Bei näherem Betrachten stellt man jedoch fest, dass nicht alles Gold ist was glänzt. An manchen Stellen wirkt GTA Vice City einfach hässlich. Beispiel gefällig? Autos sind – vor allem im Innenraum - recht eckig, auch die Figuren wirken sehr kantig (an manchen stellen klaffen hässliche Löcher zwischen Ober- und Unterkörper – und das ist kein Bauchnabel). Zersplitternde Fenster und überfahrene Briefkästen zerplatzen lieblos in Polygone. Nicht begehbare Häuser sehen nur von weitem gut aus. Je näher man ihnen kommt, desto verschwommener werden die Texturen. Ein „Bug“, der bereits im Vorgänger für Ärger sorgte: Autos lösen sich noch immer in Luft auf, wenn man ihnen den Rücken zudreht. Und obwohl man sich über solche – teilweise – Kleinigkeiten ärgern möchte, findet man an anderen Stellen wieder kleine Gags, die dem Spieler einfach nur ein Schmunzeln entlocken: An wen erinnern Euch beispielsweise die Bühnentänzer im Malibu Club?

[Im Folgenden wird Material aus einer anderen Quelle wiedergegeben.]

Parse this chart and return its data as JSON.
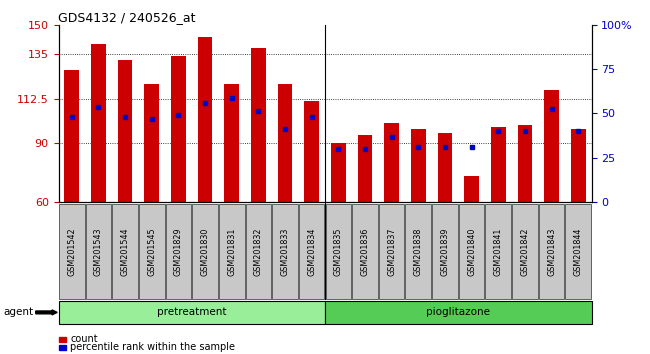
{
  "title": "GDS4132 / 240526_at",
  "samples": [
    "GSM201542",
    "GSM201543",
    "GSM201544",
    "GSM201545",
    "GSM201829",
    "GSM201830",
    "GSM201831",
    "GSM201832",
    "GSM201833",
    "GSM201834",
    "GSM201835",
    "GSM201836",
    "GSM201837",
    "GSM201838",
    "GSM201839",
    "GSM201840",
    "GSM201841",
    "GSM201842",
    "GSM201843",
    "GSM201844"
  ],
  "bar_values": [
    127,
    140,
    132,
    120,
    134,
    144,
    120,
    138,
    120,
    111,
    90,
    94,
    100,
    97,
    95,
    73,
    98,
    99,
    117,
    97
  ],
  "blue_dot_values": [
    103,
    108,
    103,
    102,
    104,
    110,
    113,
    106,
    97,
    103,
    87,
    87,
    93,
    88,
    88,
    88,
    96,
    96,
    107,
    96
  ],
  "ylim": [
    60,
    150
  ],
  "yticks_left": [
    60,
    90,
    112.5,
    135,
    150
  ],
  "ytick_labels_left": [
    "60",
    "90",
    "112.5",
    "135",
    "150"
  ],
  "yticks_right_vals": [
    0,
    25,
    50,
    75,
    100
  ],
  "ytick_labels_right": [
    "0",
    "25",
    "50",
    "75",
    "100%"
  ],
  "bar_color": "#cc0000",
  "dot_color": "#0000cc",
  "tick_bg_color": "#c8c8c8",
  "pretreatment_color": "#99ee99",
  "pioglitazone_color": "#55cc55",
  "pretreatment_label": "pretreatment",
  "pioglitazone_label": "pioglitazone",
  "agent_label": "agent",
  "legend_count": "count",
  "legend_pct": "percentile rank within the sample",
  "pretreatment_count": 10,
  "pioglitazone_count": 10,
  "bar_width": 0.55
}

Rock me Amadeus oder die Stimme kenne ich doch
Unbestritten einer der Knaller in Vice City sind die verschiedenen Radiostationen wie „Wildstyle“, „Flash“, „Fever 05“, „V-Rock“ oder „K-Chat“, die Euch mit allerlei Hits und Geplapper versorgen. „Video killed the radio star“ von den Buggles, „Self Control“ von Laura Brannigan, „Kids in America“ von Kim Wilde – solche 80er-Jahre-Hymnen konnten für den Soundtrack verpflichtet werden. Darüber hinaus bekannte Bands und Künstler wie Iron Maiden, Nena, Foreigner, Michael Jackson, Kool & the Gang, Ozzy Osbourne, Reo Speedwagon, Mr. Mister, Toto, Tears for Fears, Spandau Ballet und eine der Bands der 80er: Frankie goes to Hollywood. Stilecht zu Vice City passt auch Jan Hammer´s „Crockets Theme“ aus der Serie Miami Vice.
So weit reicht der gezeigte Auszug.